Kementerian Dalam Negeri bersama dengan Kejaksaan Agung, Polri, dan Aparat Pengawas Intern Pemerintah (APIP) sebelumnya menandatangani kesepakatan bersama dalam penanganan aduan korupsi di daerah.

Dalam kesempatan itu, Kabareskrim mengungkapkan, oknum pejabat pemerintahan daerah yang terindikasi melakukan korupsi bisa dihentikan perkaranya jika mengembalikan uang yang dikorupsinya.

"Kalau masih penyelidikan kemudian si tersangka mengembalikan uangnya, kami lihat mungkin persoalan ini tidak kita lanjutkan ke penyidikan," kata Ari di Grand Sahid Jaya, Jakarta, Rabu (28/2/2018).

Meski demikian, penghentian perkara dilakukan sesuai dengan mekanisme yang telah disepakati. Polri atau Kejaksaan Agung terlebih dahulu berkoordinasi dengan APIP untuk melakukan penelitian di internal pemerintahan daerah yang terindikasi korupsi.

Jika APIP hanya menemukan indikasi pelanggaran administrasi, hal itu  akan ditangani di internal kelembagaan.

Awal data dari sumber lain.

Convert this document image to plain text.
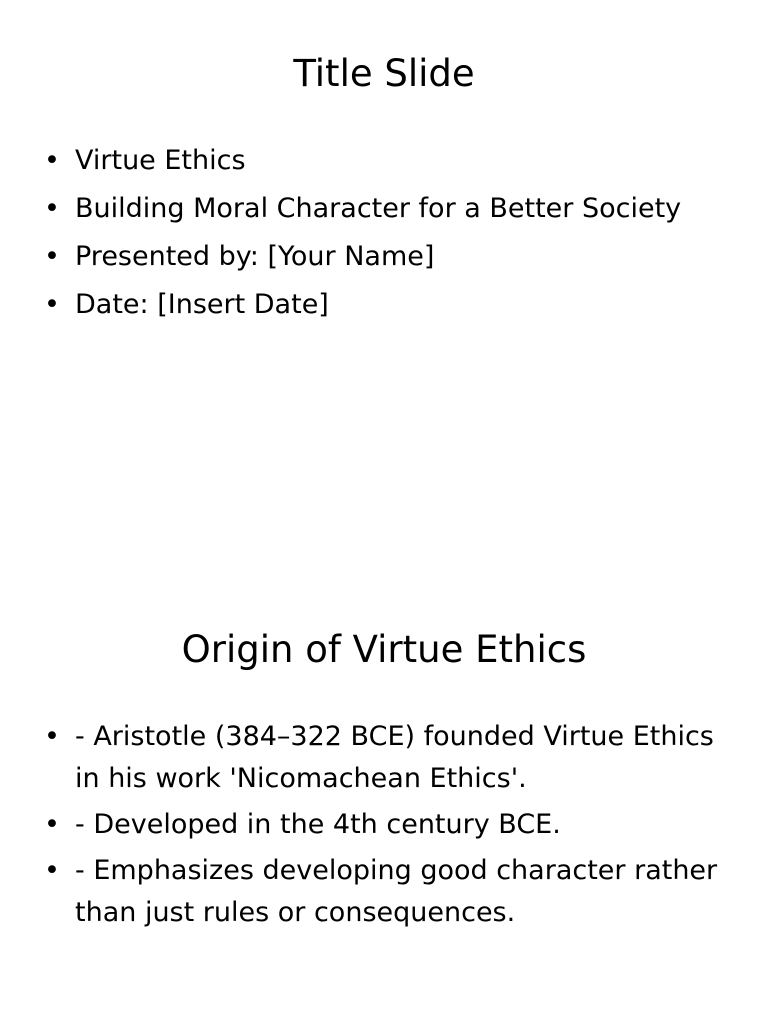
Title Slide
• Virtue Ethics
• Building Moral Character for a Better Society
• Presented by: [Your Name]
• Date: [Insert Date]
Origin of Virtue Ethics
• - Aristotle (384–322 BCE) founded Virtue Ethics in his work 'Nicomachean Ethics'.
• - Developed in the 4th century BCE.
• - Emphasizes developing good character rather than just rules or consequences.
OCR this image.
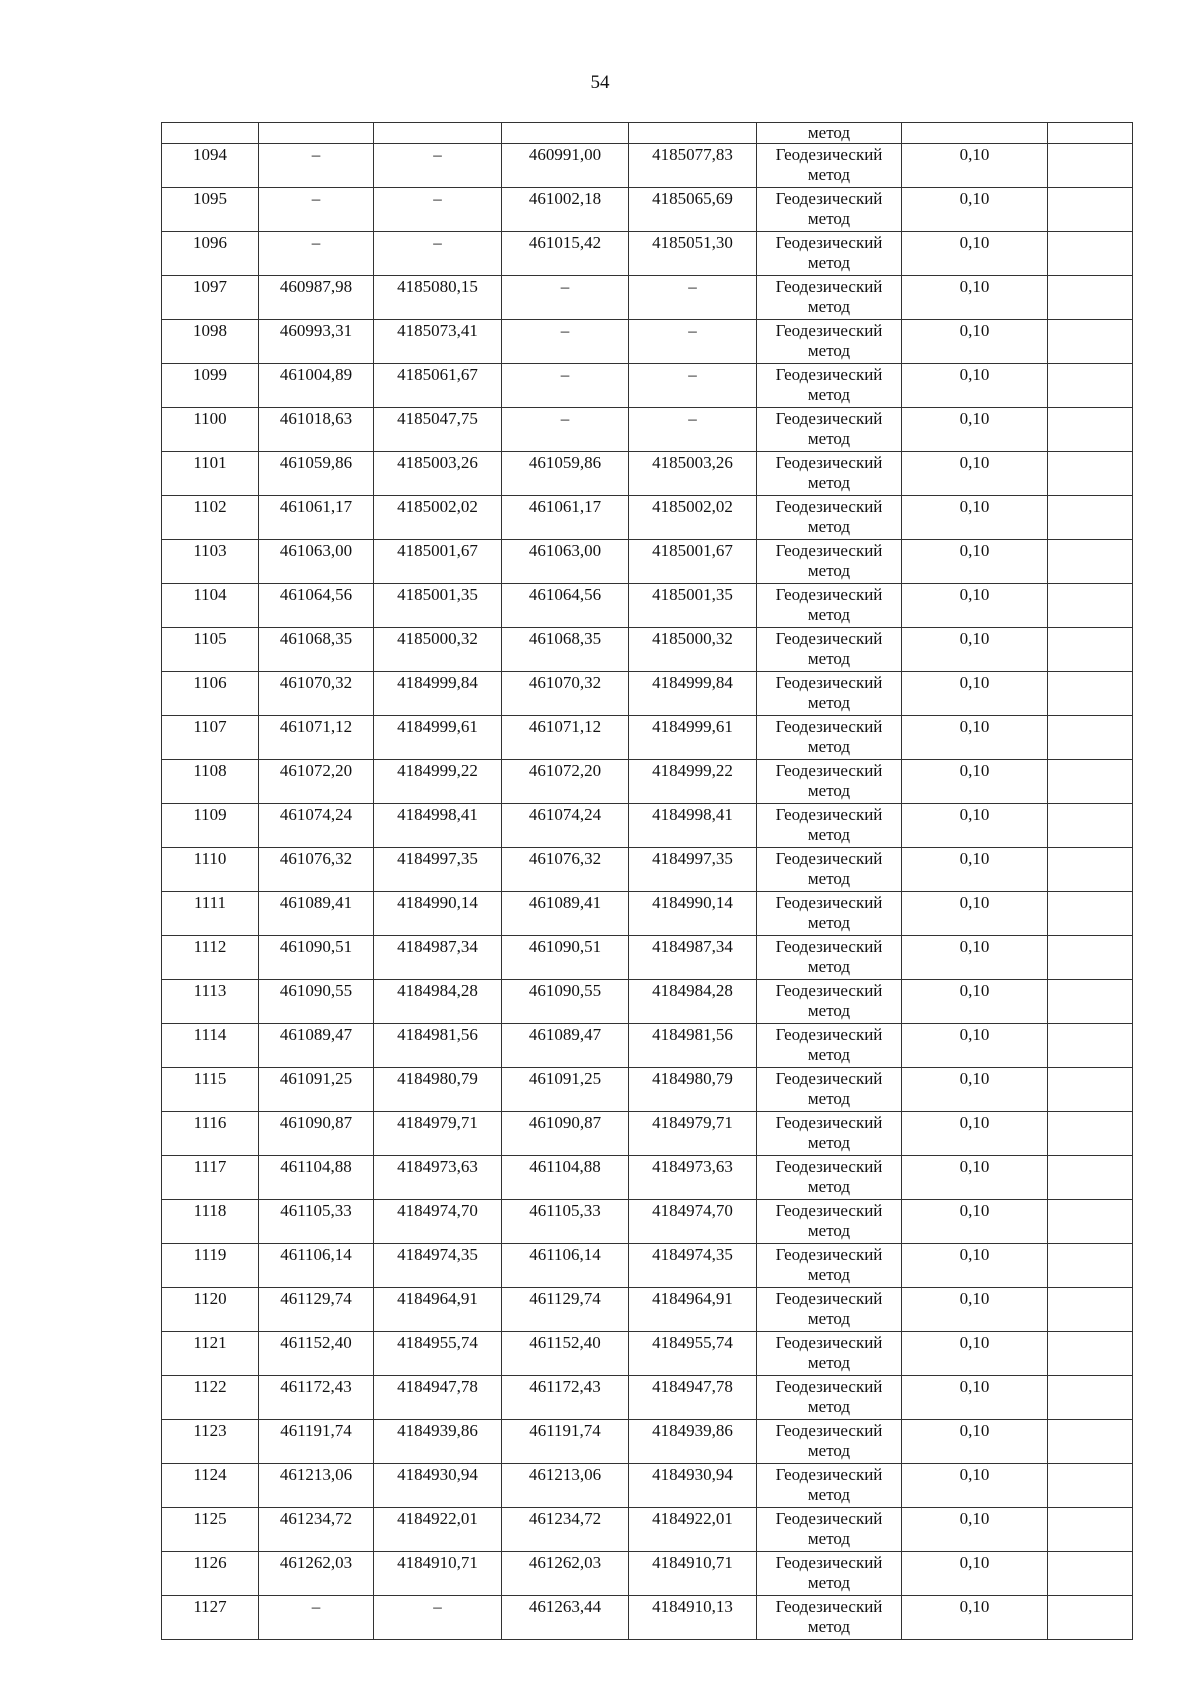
54
					метод		
1094	–	–	460991,00	4185077,83	Геодезический
метод	0,10	
1095	–	–	461002,18	4185065,69	Геодезический
метод	0,10	
1096	–	–	461015,42	4185051,30	Геодезический
метод	0,10	
1097	460987,98	4185080,15	–	–	Геодезический
метод	0,10	
1098	460993,31	4185073,41	–	–	Геодезический
метод	0,10	
1099	461004,89	4185061,67	–	–	Геодезический
метод	0,10	
1100	461018,63	4185047,75	–	–	Геодезический
метод	0,10	
1101	461059,86	4185003,26	461059,86	4185003,26	Геодезический
метод	0,10	
1102	461061,17	4185002,02	461061,17	4185002,02	Геодезический
метод	0,10	
1103	461063,00	4185001,67	461063,00	4185001,67	Геодезический
метод	0,10	
1104	461064,56	4185001,35	461064,56	4185001,35	Геодезический
метод	0,10	
1105	461068,35	4185000,32	461068,35	4185000,32	Геодезический
метод	0,10	
1106	461070,32	4184999,84	461070,32	4184999,84	Геодезический
метод	0,10	
1107	461071,12	4184999,61	461071,12	4184999,61	Геодезический
метод	0,10	
1108	461072,20	4184999,22	461072,20	4184999,22	Геодезический
метод	0,10	
1109	461074,24	4184998,41	461074,24	4184998,41	Геодезический
метод	0,10	
1110	461076,32	4184997,35	461076,32	4184997,35	Геодезический
метод	0,10	
1111	461089,41	4184990,14	461089,41	4184990,14	Геодезический
метод	0,10	
1112	461090,51	4184987,34	461090,51	4184987,34	Геодезический
метод	0,10	
1113	461090,55	4184984,28	461090,55	4184984,28	Геодезический
метод	0,10	
1114	461089,47	4184981,56	461089,47	4184981,56	Геодезический
метод	0,10	
1115	461091,25	4184980,79	461091,25	4184980,79	Геодезический
метод	0,10	
1116	461090,87	4184979,71	461090,87	4184979,71	Геодезический
метод	0,10	
1117	461104,88	4184973,63	461104,88	4184973,63	Геодезический
метод	0,10	
1118	461105,33	4184974,70	461105,33	4184974,70	Геодезический
метод	0,10	
1119	461106,14	4184974,35	461106,14	4184974,35	Геодезический
метод	0,10	
1120	461129,74	4184964,91	461129,74	4184964,91	Геодезический
метод	0,10	
1121	461152,40	4184955,74	461152,40	4184955,74	Геодезический
метод	0,10	
1122	461172,43	4184947,78	461172,43	4184947,78	Геодезический
метод	0,10	
1123	461191,74	4184939,86	461191,74	4184939,86	Геодезический
метод	0,10	
1124	461213,06	4184930,94	461213,06	4184930,94	Геодезический
метод	0,10	
1125	461234,72	4184922,01	461234,72	4184922,01	Геодезический
метод	0,10	
1126	461262,03	4184910,71	461262,03	4184910,71	Геодезический
метод	0,10	
1127	–	–	461263,44	4184910,13	Геодезический
метод	0,10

Sebaliknya, apabila ditemukan unsur tindak pidana, aparat hukum menindaklanjutinya.

"Kalau memang itu pelanggaran administrasi, akan ditindaklanjuti oleh APIP. Kalau memang tindak pidana, APIP akan menyerahkan ke APH, apakah itu nanti Kejaksaan atau Kepolisian," ujar Ari.

Namun, kata dia, kepada oknum pejabat daerah yang terindikasi melakukan tindak pidana korupsi dan berniat mengembalikan uang negara yang dikorupsi, Polri atau Kejagung bisa mempertimbangkan penghentian perkara yang bersangkutan.

Pernyataan Kabareskrim tersebut dikritik berbagai pihak. Wacana itu dianggap bertentangan dengan UU tentang Pemberantasan Tindak Pidana Korupsi (Tipikor).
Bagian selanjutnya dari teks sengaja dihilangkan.